Healing polymers by light

Polymers that can be healed could extend the lifetime of materials in so many applications. Chemists from the US and Switzerland have for the first time developed polymers that can be healed by exposure to ultraviolet light alone.

In the recent years, many strategies have been developed for healing polymers. In many cases, they are healed by heating to the glass transition temperature which transforms the polymer from its hard state into a molten state enabling the polymer chains to reform. Unfortunately, this technique is slow and difficult to use in practice. To overcome the problem, a method was needed to manipulate polymeric structure at the molecular level.

Burnworth et al. used supramolecular polymers which are lower molecular mass polymer units held together in long chains by metal-ligand bonds.

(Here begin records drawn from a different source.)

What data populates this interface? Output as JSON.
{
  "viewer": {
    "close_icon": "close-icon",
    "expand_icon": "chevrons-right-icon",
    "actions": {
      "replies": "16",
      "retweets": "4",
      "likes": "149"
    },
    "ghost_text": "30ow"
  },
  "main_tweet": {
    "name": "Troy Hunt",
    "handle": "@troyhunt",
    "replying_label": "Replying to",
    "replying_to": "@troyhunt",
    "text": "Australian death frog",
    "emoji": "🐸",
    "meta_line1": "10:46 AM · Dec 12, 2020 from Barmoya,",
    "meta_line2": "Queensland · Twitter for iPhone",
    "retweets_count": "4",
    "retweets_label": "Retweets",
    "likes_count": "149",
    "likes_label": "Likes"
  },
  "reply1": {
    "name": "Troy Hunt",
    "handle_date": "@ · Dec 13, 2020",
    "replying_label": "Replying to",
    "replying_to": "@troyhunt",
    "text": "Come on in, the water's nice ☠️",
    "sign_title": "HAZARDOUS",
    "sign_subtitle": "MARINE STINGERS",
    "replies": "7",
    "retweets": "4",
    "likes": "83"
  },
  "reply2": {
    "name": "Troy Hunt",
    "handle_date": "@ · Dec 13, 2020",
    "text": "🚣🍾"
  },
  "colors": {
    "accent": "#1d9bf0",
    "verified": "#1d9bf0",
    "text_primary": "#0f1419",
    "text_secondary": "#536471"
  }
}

These non-covalent bonds are weaker than the bonds that hold hydrogen and oxygen atoms in a water molecule but strong enough to enable the new material to possess polymer-like properties.

Metal atoms have special affinity to electron rich ligands. This allows metal atoms to form metal-ligand bonds in a polymer with ligand groups present in it its structure.

More importantly, working with these metal-ligand bonds has enabled the researchers to manipulate the bonds at the molecular level with light energy. A polymer sheet deliberately cut to 50% of the film thickness was exposed to UV light in the range of 330 – 390 nm. It was observed (as seen in the picture) that the polymer ‘healed’ by filling up the cut that was made earlier.

Metal-ligand bonds of the kind present in this polymer allow for the conversion of light energy into heat. In this case, the light energy causes the surface of the polymer to rapidly heat up to 220 °C in a very short time. The healing occurs in this state when polymer is allowed to flow and re-arrange. The advantage of using light energy lies in its specificity. Unlike heat energy, it is possible to direct light energy to precisely those areas which require repair.

Also because different metal-ligand complexes absorb light at different wavelengths it should be possible to tune the wavelength of light needed for healing. Thus, one can imagine that it may be possible to heal a broken mobile phone case just by keeping it in sunlight.

Reference: Mark Burnworth et al., Nature472, 334.